Aquele que diz a uma mulher: ‘Eis que tu estás consagrada a mim com a condição de que eu fale sobre ti ao governo e trabalhe contigo como um trabalhador’ — se ele falou sobre ela ao governo e trabalhou com ela como um trabalhador, ela está consagrada; e se não, ela não está consagrada. ‘Com a condição de que meu pai queira’ — se o pai quis, ela está consagrada; e se não, ela não está consagrada. Se o pai morreu, ela está consagrada. Se o filho morreu, ensina-se ao pai a dizer que ele não quer. — No primeiro caso, o noivo consagra a mulher com uma pequena moeda, mas condiciona o kidushin ao cumprimento futuro de dois serviços — interceder por ela junto às autoridades e trabalhar para ela por um dia —; sem esse cumprimento, o kidushin cai, pois a condição não se realizou. No segundo caso, a mishná trata da concordância do pai do noivo: quando o casamento é feito ‘com a condição de que meu pai queira’, a lei entende que basta o pai não se opor expressamente — se, dentro do prazo combinado, ele guardou silêncio sem protestar, presume-se seu consentimento tácito, e o kidushin se efetiva; mas se ele expressou objeção dentro do prazo, o kidushin cai. Se o pai morre antes de manifestar oposição, já não há mais quem possa protestar, e por isso ela fica automaticamente consagrada. Mas se é o próprio filho (o noivo) quem morre antes de o prazo se esgotar, a mishná ensina — por uma preocupação prática de evitar que a viúva fique presa ao levirato — a orientar o pai a declarar formalmente sua objeção, desfazendo retroativamente o kidushin condicional e liberando-a de qualquer vínculo com os irmãos do falecido.
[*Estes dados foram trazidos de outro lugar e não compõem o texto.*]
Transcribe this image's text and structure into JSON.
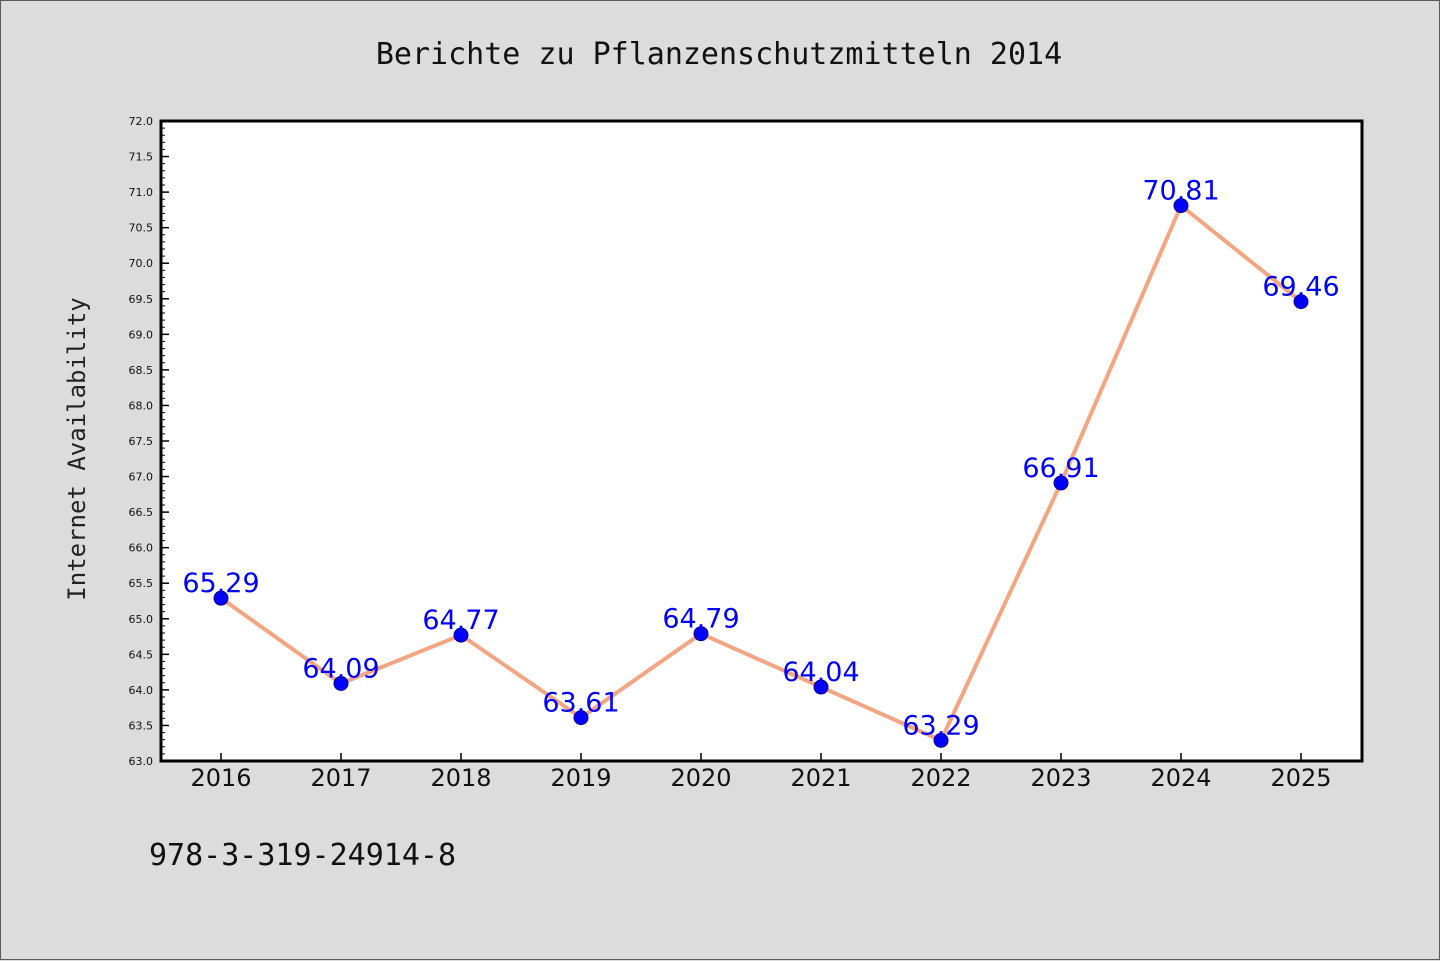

Rambam explica que ‘trabalhar como um trabalhador’ significa uma jornada de um único dia, e que o pagamento simbólico (perutá) usado no kidushin em si é anterior e independente desse trabalho — pois, se o kidushin dependesse apenas do valor do trabalho prestado, seria feito com base numa dívida (já que o trabalho só se completaria depois), e consagração por meio de dívida não é válida; por isso, a estrutura correta é kidushin imediato com uma perutá, sob a condição de que ele depois preste o serviço. Sobre a condição do pai, ‘querer’ significa simplesmente não protestar — e por isso, quando o pai morre antes do prazo fixado para seu possível protesto, diz-se que ‘ninguém mais pode protestar’, e o kidushin se mantém; mas se é o filho quem morre dentro do prazo, ensina-se ao pai a declarar sua oposição, para que a nora não fique presa ao levirato.
Bartenura precisa que o kidushin não pode ser feito com base apenas no valor da futura prestação de trabalho — pois, sendo o contrato de trabalho considerado válido do início ao fim da jornada, ao término do serviço ele se tornaria uma simples dívida em favor dela, e consagração por dívida não vale; por isso, o kidushin real ocorre no momento da entrega da perutá, sob a condição de que ele depois trabalhe para ela. Sobre ‘com a condição de que meu pai queira’, a Guemará explica que significa ‘que meu pai não proteste’; se ele ficou em silêncio até o fim do prazo fixado, o kidushin vale. Se o pai morre dentro do prazo, diz-se ‘quem mais protestaria?’, e o kidushin se mantém; e se é o filho quem morre dentro do prazo, ensina-se ao pai a declarar sua objeção, para que a nora não fique presa ao levirato.
Rashi esclarece, de forma sucinta, que o compromisso de ‘trabalhar contigo como um trabalhador’ refere-se à jornada de um único dia — precisão necessária para entender por que o kidushin não pode se basear no valor desse trabalho: sendo um contrato de um dia inteiro, ele só se completa (e só gera valor cobrável) ao final da jornada, quando já não haveria mais como consagrá-la com um pagamento que, tecnicamente, seria apenas uma dívida.